HEDGE funds dramatically outperformed stocks over the last decade, according to the Hennessee Hedge Fund Index, which tracks the performance of more than 1,000 diversified hedge funds.
The Hennessee Hedge Fund Index gained 88.3 per cent from January 2000 to December 2009, while the S&P 500 fell 23.33 per cent, the Dow Jones Industrial Average fell 9.3 per cent and the Nasdaq Composite Index fell 44.24 per cent, it says.
“With one of the most challenging decades coming to a close, I feel hedge funds performed admirably,” said Charles Gradante, co-founder of Hennessee Group.
“There has been a lot of talk about the ‘lost decade’ for stocks. However, there has not been much said about the performance of hedge funds,” he said. “While stocks actually declined in value at an annualised rate of 2.62 per cent per year [for the S&P 500], hedge funds posted an annualised positive return of 6.54 per cent.”
The top performing strategies over the past decade were financial equities funds, which performed well in 2008, as they were able to foresee many of the financial problems and generate gains shorting; healthcare and biotechnology funds and distressed funds, which performed well after default cycles in 2003, 2004 and 2009.

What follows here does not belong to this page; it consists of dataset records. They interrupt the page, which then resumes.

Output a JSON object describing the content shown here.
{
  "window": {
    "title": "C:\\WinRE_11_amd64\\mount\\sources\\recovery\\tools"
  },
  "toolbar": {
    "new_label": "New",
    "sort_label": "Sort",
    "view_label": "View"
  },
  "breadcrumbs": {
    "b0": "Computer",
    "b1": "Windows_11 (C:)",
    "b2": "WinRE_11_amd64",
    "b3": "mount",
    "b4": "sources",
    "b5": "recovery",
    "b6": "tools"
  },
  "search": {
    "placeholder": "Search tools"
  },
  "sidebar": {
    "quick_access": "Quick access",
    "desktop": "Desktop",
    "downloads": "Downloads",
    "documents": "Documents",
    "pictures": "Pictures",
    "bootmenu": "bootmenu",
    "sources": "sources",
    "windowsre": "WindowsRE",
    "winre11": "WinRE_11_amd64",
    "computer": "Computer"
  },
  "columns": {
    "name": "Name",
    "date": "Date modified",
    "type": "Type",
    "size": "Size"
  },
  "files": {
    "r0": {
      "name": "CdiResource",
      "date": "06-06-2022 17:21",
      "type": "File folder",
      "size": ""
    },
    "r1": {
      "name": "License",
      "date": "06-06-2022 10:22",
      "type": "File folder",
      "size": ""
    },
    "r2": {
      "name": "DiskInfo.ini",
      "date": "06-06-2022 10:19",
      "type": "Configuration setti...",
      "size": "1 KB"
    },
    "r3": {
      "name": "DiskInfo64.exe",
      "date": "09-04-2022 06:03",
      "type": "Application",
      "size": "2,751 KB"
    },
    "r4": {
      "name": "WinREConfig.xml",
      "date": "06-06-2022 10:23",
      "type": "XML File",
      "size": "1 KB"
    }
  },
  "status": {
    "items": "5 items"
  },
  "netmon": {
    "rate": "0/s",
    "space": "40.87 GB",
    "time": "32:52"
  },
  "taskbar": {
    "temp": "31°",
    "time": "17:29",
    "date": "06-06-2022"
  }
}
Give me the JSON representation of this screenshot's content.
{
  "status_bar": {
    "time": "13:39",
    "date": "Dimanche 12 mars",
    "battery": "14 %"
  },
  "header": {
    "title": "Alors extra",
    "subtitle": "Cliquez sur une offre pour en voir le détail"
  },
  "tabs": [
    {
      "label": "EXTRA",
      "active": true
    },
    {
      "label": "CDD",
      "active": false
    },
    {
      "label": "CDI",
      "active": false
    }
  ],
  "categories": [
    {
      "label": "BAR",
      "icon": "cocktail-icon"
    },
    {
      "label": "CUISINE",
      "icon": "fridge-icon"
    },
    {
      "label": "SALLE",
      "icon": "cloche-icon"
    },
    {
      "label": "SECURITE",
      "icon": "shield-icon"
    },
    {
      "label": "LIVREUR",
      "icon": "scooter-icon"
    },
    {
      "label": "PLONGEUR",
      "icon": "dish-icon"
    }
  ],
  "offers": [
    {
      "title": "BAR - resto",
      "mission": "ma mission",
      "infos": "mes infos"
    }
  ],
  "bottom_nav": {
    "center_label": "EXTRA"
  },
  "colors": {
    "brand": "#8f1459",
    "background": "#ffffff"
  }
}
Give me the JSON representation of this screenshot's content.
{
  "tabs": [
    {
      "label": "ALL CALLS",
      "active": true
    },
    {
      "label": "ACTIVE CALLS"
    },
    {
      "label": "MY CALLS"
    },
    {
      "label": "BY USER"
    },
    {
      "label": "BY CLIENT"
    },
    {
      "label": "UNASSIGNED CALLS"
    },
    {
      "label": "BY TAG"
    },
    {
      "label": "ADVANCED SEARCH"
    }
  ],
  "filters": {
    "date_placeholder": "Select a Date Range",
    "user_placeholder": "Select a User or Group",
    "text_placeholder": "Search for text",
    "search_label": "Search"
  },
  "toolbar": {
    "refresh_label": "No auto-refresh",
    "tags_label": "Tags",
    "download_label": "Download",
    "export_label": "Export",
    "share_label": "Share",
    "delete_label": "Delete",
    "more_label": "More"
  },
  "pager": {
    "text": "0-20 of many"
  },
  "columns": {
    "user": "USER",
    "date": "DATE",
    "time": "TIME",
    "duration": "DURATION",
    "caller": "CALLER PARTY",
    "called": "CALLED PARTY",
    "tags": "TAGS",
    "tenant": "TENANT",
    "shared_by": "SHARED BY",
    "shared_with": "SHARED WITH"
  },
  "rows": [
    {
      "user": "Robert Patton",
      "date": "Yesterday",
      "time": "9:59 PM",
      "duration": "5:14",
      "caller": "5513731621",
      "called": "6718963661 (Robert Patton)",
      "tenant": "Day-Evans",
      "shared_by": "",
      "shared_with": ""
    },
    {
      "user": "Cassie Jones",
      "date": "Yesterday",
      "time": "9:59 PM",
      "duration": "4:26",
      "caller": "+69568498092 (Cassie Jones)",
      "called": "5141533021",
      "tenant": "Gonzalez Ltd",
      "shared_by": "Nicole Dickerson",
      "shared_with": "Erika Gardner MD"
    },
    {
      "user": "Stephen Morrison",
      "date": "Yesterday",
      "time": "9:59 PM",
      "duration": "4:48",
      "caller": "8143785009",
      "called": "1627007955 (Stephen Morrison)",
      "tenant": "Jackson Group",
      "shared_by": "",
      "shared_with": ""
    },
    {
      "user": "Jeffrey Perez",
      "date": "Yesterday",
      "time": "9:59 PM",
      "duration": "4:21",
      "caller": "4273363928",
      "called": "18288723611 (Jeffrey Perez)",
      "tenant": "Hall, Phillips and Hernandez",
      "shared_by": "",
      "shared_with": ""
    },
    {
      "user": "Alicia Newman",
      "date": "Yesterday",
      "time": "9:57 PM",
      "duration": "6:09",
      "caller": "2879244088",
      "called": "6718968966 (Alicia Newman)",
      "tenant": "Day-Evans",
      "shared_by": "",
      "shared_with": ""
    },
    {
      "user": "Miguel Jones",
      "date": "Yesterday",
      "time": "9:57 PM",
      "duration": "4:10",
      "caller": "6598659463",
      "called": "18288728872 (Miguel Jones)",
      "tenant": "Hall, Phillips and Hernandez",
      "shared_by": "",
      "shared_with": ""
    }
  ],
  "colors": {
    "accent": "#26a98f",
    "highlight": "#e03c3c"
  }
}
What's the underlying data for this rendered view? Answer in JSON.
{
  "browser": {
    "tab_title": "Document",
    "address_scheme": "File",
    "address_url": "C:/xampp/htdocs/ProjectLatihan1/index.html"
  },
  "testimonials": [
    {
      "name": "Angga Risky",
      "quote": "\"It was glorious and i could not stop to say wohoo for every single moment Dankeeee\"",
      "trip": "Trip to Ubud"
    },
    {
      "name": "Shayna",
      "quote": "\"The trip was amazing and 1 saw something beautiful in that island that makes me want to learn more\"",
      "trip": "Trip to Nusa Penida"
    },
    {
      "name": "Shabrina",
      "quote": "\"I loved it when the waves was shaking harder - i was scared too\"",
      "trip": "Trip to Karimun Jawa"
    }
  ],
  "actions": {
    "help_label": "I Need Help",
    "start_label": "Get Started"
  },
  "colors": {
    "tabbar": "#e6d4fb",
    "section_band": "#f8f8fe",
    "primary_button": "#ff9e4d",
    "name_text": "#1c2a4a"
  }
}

Asset manager GLG Partners this week added its own optimistic forecast for global markets – except for in the UK. John White, GLG’s head of UK equities told the Hedge Fund Journal that Bank of England monetary policy, the winding up of quantitative easing and record fiscal deficits put the value of sterling at risk. He added that a minority government could bring economic policy paralysis and more market uncertainty.